Fortuna Türkiye dergisinin Aralık 2007 sayısında Avrupa hızlı tren işletmeciliği üzerine CHRISTOPHER REDMAN imzası ve "HIZ YOLU" ismi ile yayınlanan makaleyi Dergi yönetiminden alınan izinle yayınlıyoruz.
Hız Yolu
Daha ucuz, daha çevreyle dost ve bazen uçaktan bile daha hızlı giden yeni kuşak hızlı trenler Avrupa’nın haritasını yeniden şekillendiriyor.
CHRISTOPHER REDMAN
hızlı trenler Avrupa’nın coğrafyasını değiştirecek…
Hız algısı Christian Lacroix’nın birinci sınıf vagonlardaki dekorasyonu kadar sessiz. Yolcular koridorlarda sağa sola sallanmadan yürüyebiliyor. Tren hızlandığında barda içilen içkiler sarsıntıdan dökülmüyor. Fransa’nın en yeni ve en hızlı treni saatte 320 km hızla Paris’ten Strasbourg’a ilerlerken Champagne kırsalının göz alabildiğine uzanan yeşilliği dingin atmosfere eşlik ediyor.

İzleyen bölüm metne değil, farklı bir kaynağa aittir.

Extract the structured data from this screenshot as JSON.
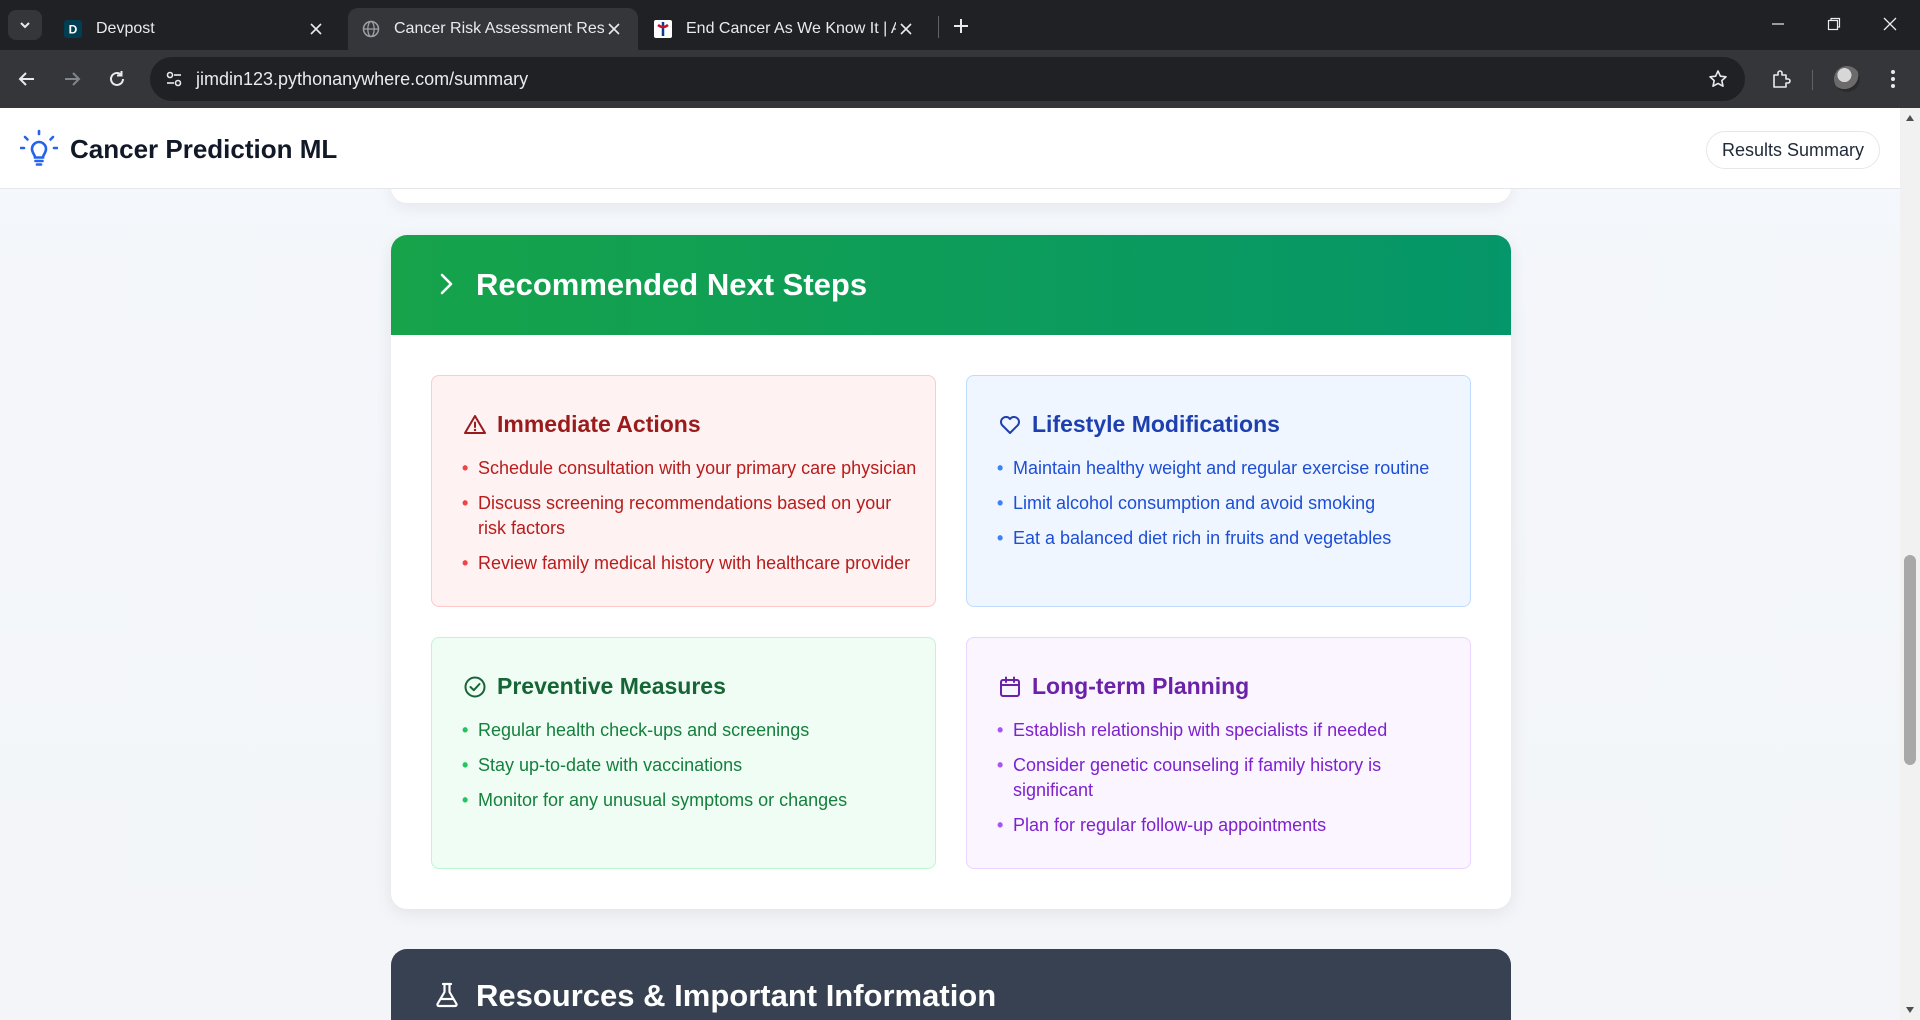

Ancak dışarıdaki puslu görüntüye rağmen TGV (train a grande vitesse; hızlı tren) Est Europeen (Doğu Avrupa) ağının bu yaz Avrupa’daki hızlı tren için neden tarihi bir olaya dönüştüğünü anlamak kolay. Bunun nedeni, ne yeni güzergahın kıtanın var olan 5 bin kilometrelik hızlı ray sistemine 320 km daha eklenmesi ne de Paris Strasbourg arası yolculuğun dört saatten iki saat 20 dakikaya inmesi. Ayrıca Alman trenlerinin İkinci Dünya Savaşı’ndan beri ilk kez Fransız demiryolunu kullanması da değil. Bunlardan daha da önemlisi, yeni hattın geçtiği bölge. Son dört yüzyıl boyunca Fransa’nın doğusu Avrupa’nın belli başlı yollarının kesişme noktası oldu. Ancak TGV Fransa’nın daha fazla ekonomik potansiyeli olan kalabalık bölgelerine yönelince bu stratejik bölge ikinci plana düştü. Şimdilerde ise, Fransız demiryolunun patronu Guillaum Pepy’nin Fransa’nın TGV ağındaki "eksik hat"tı olarak adlandırdığı raylar Paris’i ve Fransa’daki tüm demiryolu hattını Strasbourg ve Fransa’nın doğusundaki diğer şehirler aracılığıyla Almanya, Lüksemburg ve İsviçre’deki 10 kadar güzergaha bağlıyor. Fransa’nın devlete ait demiryolu kuruluşu SNCF’nin 49 yaşındaki CEO’su ve aynı zamanda Eurostar konsorsiyumunun yönetim kurulu başkanı, hızlı trenin en hararetli savunucularından Pepy, bu sistemin Avrupa’daki ulaşımın evriminde kilit rol üstlendiğini belirterek, Marsilya’ya gider gibi aynı sürede Prag’a gidilebileceğini, hızlı trenlerin Avrupa’nın coğrafyasını değiştireceğini kaydediyor.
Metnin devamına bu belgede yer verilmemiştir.